Dressed for the occasion, you face a group of equally polished people across the negotiating table. They grill you on your background, your career, your income and your prospects. Satisfied with your replies, they sit back and smile. You are in. |
Is this a job interview? A visa application? Perhaps a matrimonial enquiry? Actually, it's "none of the above". This is a potential luxury homeowner being vetted before his purchase is approved. |
If you thought the only differences between luxury homes and their middle-class counterparts were the price tags and the frills, think again. Posh houses collectively worth more than Rs 30,000 crore are coming up across the country and builders and developers are fast realising that if they are to get buyers to willingly part with eight-figure sums, they need selling strategies that are significantly different from what they follow for more affordable housing. |
So whether it is brochures that could pass off for coffee-table books or conducting a series of "personal interactions" to determine whether a buyer is worthy of an upscale apartment complex, they're willing to try it all. And then some. |
That's because even within the fast-growing luxury segment, property is quite distinct. Unlike other luxury goods, such as fashion, automobiles, jewellery and accessories, the price of top-end real estate differs drastically depending on where you buy it. A crore would fetch you a minuscule, bare four-walls in a Mumbai suburb, where the same amount or a little over could buy you a decent deal in another metro, and a posh flat in smaller towns. |
Of course, "luxury" costs extra. Multi-layered security, water and power backup, Wi-Fi, modular kitchens and marble flooring are becoming hygiene factors in most new mid- to high-end residential projects. Which means property developers need to constantly offer their demanding, deep-pocketed customers something more. |
Here is how they do it. |
Less is more "It's not about selling a commodity like other homes, but a lifestyle," declares Anuj Puri, chairman of property consulting firm, Jones Lang LaSalle Meghraj. Adds Pranay Vakil, chairman, Knight Frank, "You will almost never find large-scale advertisements for luxury homes. Publicity is done mainly through word-of-mouth or by select property consultancies." The subtle approach helps the developer discourage window shoppers and zero in on the serious buyer. |
Typically, new luxury housing projects target top-level professionals and executives. Which means developers need to speak to them in their language. It may be a while before Indian property developers take prospective buyers to site visits in stretch limos but, meanwhile, they aren't holding back in organising the kind of dos that will appeal to their target clientele. |
The Lodha group, which builds high-end apartments in Mumbai, uses events as a marketing strategy. Rather than hard sell the group's exclusive projects, select sets of prospective buyers are invited to events like art appreciation or wine and cheese sessions. |
The return on investment is intangible, but substantial: even if only 10-20 per cent of the invitees follow through and become customers, the remaining 80-90 per cent become worthwhile word-of-mouth ambassadors. |
"Events create a complete experience for prospective customers. It helps them understand our products better," says Abhisheck Lodha, director, Lodha Developers. |
The Unitech group also opted for the subtle approach when it launched Grande, a 5,400 luxury apartment project in Noida, near Delhi. Instead of the usual brochures and flyers with covered with floor plans and details of proposed amenities, it created a two-part "book". |
While book 1 is all about luxury, lifestyle, safety and the thought behind a township centred on a golf course, the other book provides the specifications of the apartments, the project layout and other details. |
As for marketing costs, each flat in the Grande development will sell for over Rs 2 crore; realty consultants believe the coffee-table brochures will account for less than 1 per cent of sales.
Space splurge
What is a luxury home buyer looking for? Most property dealers still can't answer that with certainty, but they are taking no chances. They offer apartments and villas and exclusive floors that come fully loaded with every conceivable modcon and round-the-clock security.
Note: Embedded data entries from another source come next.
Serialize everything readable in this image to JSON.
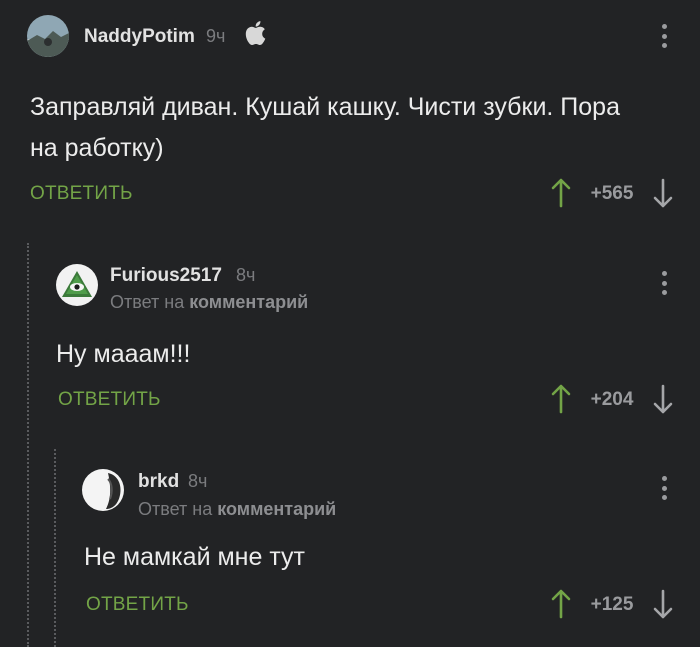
{
  "colors": {
    "background": "#222325",
    "accent_green": "#73a447",
    "muted": "#7b7c7f",
    "text": "#ececec"
  },
  "comments": [
    {
      "username": "NaddyPotim",
      "time": "9ч",
      "device_icon": "apple-icon",
      "text": "Заправляй диван. Кушай кашку. Чисти зубки. Пора на работку)",
      "reply_label": "ОТВЕТИТЬ",
      "score": "+565"
    },
    {
      "username": "Furious2517",
      "time": "8ч",
      "reply_prefix": "Ответ на",
      "reply_link": "комментарий",
      "text": "Ну мааам!!!",
      "reply_label": "ОТВЕТИТЬ",
      "score": "+204"
    },
    {
      "username": "brkd",
      "time": "8ч",
      "reply_prefix": "Ответ на",
      "reply_link": "комментарий",
      "text": "Не мамкай мне тут",
      "reply_label": "ОТВЕТИТЬ",
      "score": "+125"
    }
  ]
}
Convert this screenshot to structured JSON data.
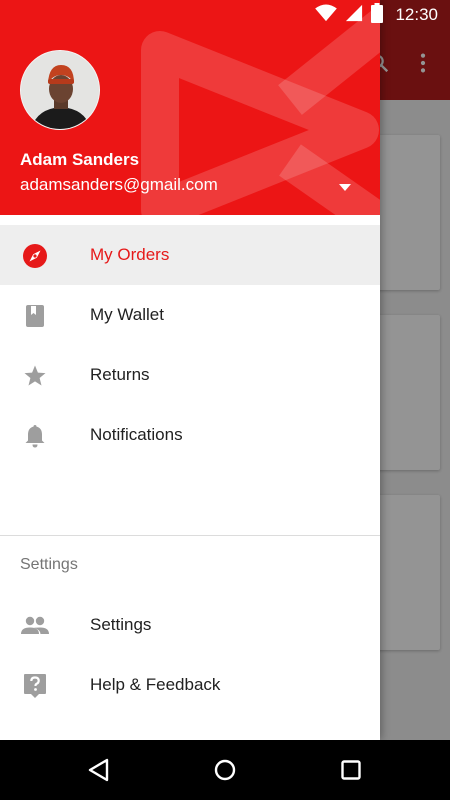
{
  "status_bar": {
    "time": "12:30",
    "icons": [
      "wifi-icon",
      "signal-icon",
      "battery-icon"
    ]
  },
  "background_app": {
    "toolbar_icons": [
      "search-icon",
      "more-vert-icon"
    ]
  },
  "drawer": {
    "header": {
      "name": "Adam Sanders",
      "email": "adamsanders@gmail.com",
      "accent_color": "#ec1515"
    },
    "items": [
      {
        "label": "My Orders",
        "icon": "compass-icon",
        "active": true
      },
      {
        "label": "My Wallet",
        "icon": "book-icon",
        "active": false
      },
      {
        "label": "Returns",
        "icon": "star-icon",
        "active": false
      },
      {
        "label": "Notifications",
        "icon": "bell-icon",
        "active": false
      }
    ],
    "section_title": "Settings",
    "settings_items": [
      {
        "label": "Settings",
        "icon": "people-icon"
      },
      {
        "label": "Help & Feedback",
        "icon": "help-icon"
      }
    ]
  },
  "system_nav": [
    "back-icon",
    "home-icon",
    "recents-icon"
  ],
  "colors": {
    "accent": "#e61919",
    "icon_gray": "#9e9e9e"
  }
}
That's in the "town" houses. Space is not so much at a premium in the suburbs, so developers play another trump card "" they create "destinations". Taking a second look at the concept of luxury homes, developers are offering concept-based living options, often engaging foreign architects for the purpose.
Projects like those are particularly appealing to prosperous, non-resident Indians. As most companies are finding, NRI demand accounts for anywhere between 15 and 25 per cent of all luxury home sales. Sales pitches in person to this influential and affluent customer group is difficult, which is why most builders are fine-tuning their online strategies.